WASHINGTON — The Supreme Court on Monday tossed out a lawsuit over former President Donald Trump's Twitter account, after the Justice Department said the end of Trump's presidency made the case a dead letter.
The case arose after seven people responded critically to tweets on the president's now-banned @realDonaldTrump account and he retaliated by blocking them. They sued and won in the lower courts, which held that blocking individual respondents based on their viewpoints violated the First Amendment.
The Court of Appeals for the 2nd Circuit said the president's account amounted to a kind of public forum and often concerned official matters with contributions from White House staff members.
The Trump Justice Department urged the Supreme Court to reverse those rulings. While the president's tweets were sometimes official statements, his decision to block individual responses was a personal one allowed by any Twitter user, government lawyers contended.

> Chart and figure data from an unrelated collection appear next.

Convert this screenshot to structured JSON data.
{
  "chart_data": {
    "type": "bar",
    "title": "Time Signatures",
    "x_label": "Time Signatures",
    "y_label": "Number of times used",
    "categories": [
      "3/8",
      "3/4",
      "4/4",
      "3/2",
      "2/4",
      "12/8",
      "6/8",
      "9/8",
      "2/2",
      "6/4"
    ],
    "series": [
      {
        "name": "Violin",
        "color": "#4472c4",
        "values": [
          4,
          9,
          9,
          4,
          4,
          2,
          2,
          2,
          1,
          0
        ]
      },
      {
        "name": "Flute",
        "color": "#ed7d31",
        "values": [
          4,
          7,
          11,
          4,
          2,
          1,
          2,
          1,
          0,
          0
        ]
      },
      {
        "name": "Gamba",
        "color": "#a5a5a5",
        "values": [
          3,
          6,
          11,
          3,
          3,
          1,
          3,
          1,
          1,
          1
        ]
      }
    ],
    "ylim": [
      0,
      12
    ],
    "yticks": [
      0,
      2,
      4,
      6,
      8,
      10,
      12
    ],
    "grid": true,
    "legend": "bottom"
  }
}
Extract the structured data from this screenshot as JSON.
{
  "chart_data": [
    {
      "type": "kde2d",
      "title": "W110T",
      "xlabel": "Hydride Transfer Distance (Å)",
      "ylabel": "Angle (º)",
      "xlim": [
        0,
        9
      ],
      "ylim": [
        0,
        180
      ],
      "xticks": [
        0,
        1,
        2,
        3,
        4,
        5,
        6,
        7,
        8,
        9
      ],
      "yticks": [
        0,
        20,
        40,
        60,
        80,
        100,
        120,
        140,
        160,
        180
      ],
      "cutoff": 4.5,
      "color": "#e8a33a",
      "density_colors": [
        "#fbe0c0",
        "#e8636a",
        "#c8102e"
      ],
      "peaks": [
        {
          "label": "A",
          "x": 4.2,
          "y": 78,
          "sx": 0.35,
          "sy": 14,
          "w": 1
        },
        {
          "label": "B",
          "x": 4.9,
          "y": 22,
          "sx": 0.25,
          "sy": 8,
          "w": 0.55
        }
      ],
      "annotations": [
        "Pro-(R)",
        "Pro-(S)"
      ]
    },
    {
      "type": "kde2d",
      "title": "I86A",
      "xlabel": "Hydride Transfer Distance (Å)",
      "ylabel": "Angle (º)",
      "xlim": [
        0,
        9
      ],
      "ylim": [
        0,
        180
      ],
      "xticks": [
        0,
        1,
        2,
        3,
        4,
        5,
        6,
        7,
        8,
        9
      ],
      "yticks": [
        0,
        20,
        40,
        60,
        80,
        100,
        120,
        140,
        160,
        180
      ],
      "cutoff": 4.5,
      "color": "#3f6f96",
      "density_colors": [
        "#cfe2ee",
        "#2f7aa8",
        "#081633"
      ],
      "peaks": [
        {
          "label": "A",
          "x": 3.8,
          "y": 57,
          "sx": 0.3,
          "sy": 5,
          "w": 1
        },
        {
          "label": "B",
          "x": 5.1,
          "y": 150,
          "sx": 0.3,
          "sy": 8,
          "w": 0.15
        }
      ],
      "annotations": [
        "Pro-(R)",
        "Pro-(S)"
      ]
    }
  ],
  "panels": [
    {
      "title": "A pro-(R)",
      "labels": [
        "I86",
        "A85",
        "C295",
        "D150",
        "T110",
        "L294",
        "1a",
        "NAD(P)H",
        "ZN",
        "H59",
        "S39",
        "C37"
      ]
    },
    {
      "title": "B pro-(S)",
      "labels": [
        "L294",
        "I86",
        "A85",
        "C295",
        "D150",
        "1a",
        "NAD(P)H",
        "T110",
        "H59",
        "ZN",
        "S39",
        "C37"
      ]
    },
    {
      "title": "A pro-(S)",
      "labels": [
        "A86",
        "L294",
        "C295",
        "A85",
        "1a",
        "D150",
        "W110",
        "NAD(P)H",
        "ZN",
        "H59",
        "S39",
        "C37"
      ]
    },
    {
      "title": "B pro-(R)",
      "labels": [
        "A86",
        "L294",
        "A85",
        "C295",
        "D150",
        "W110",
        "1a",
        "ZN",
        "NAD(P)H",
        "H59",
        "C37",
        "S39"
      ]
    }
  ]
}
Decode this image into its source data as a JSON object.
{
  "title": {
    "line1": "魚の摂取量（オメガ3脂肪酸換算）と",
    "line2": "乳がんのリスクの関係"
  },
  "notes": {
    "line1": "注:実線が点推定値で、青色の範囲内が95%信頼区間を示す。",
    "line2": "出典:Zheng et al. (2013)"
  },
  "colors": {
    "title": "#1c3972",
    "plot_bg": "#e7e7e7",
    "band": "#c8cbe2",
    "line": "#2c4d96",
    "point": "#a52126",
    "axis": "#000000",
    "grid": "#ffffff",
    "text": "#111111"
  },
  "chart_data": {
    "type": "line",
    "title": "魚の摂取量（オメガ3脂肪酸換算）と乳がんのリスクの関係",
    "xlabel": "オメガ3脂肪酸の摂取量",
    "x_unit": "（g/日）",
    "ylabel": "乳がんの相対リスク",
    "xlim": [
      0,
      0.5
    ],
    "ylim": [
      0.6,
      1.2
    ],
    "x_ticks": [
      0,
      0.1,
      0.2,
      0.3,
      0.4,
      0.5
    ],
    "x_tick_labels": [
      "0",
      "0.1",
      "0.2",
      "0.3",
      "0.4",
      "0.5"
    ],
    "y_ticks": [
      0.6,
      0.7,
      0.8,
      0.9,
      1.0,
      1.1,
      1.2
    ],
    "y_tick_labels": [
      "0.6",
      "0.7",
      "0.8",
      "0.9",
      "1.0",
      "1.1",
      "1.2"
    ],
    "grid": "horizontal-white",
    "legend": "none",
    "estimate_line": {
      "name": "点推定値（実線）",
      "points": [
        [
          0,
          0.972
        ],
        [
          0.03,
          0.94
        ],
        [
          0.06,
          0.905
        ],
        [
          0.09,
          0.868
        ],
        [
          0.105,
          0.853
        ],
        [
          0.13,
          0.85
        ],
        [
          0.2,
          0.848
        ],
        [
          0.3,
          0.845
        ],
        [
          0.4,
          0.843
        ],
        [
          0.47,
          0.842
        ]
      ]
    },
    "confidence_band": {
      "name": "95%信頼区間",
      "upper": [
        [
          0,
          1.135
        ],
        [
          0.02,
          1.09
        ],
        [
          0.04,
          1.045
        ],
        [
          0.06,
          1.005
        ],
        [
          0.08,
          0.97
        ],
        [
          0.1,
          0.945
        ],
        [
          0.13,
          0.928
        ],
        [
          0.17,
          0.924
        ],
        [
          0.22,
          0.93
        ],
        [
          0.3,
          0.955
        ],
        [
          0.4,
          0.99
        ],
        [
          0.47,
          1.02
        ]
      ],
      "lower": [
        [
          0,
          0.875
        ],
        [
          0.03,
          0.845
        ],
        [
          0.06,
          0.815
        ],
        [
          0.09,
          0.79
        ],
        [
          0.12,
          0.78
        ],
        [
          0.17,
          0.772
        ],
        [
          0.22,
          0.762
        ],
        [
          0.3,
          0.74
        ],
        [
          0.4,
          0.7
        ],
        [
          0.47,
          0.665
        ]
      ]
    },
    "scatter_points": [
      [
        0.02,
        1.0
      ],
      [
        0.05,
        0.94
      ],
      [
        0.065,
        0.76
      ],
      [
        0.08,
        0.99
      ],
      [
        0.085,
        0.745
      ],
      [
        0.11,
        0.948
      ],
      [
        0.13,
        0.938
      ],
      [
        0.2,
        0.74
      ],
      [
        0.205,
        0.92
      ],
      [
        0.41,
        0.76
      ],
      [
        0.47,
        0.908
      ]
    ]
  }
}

But the night before President Joe Biden took the oath of office, the Justice Department asked the court to dismiss the case as moot and to vacate the lower court rulings, too.
Katie Fallow of the Knight Institute, a group that advocates on behalf of First Amendment issues and represented the Twitter users who Trump blocked, urged the justices to leave the lower court rulings intact. "There is now widespread recognition that the principles we established in this case are important to protecting the vitality of public forums that are increasingly important to our democracy," shaping the way public officials use social media.
Justice Clarence Thomas said he agreed that the case should be dismissed as moot. But he said it highlighted a problem, namely that “applying old doctrines to new digital platforms is rarely straightforward.”
It seems odd, Thomas said, “to say that something is a government forum when a private company has unrestricted authority to do away with it.”
In January, Twitter permanently suspended Trump’s account, citing “the risk of further incitement of violence" after a mob of his supporters attacked the Capitol in an attempt to stop Congress from formally recognizing Biden's election victory. Five people died.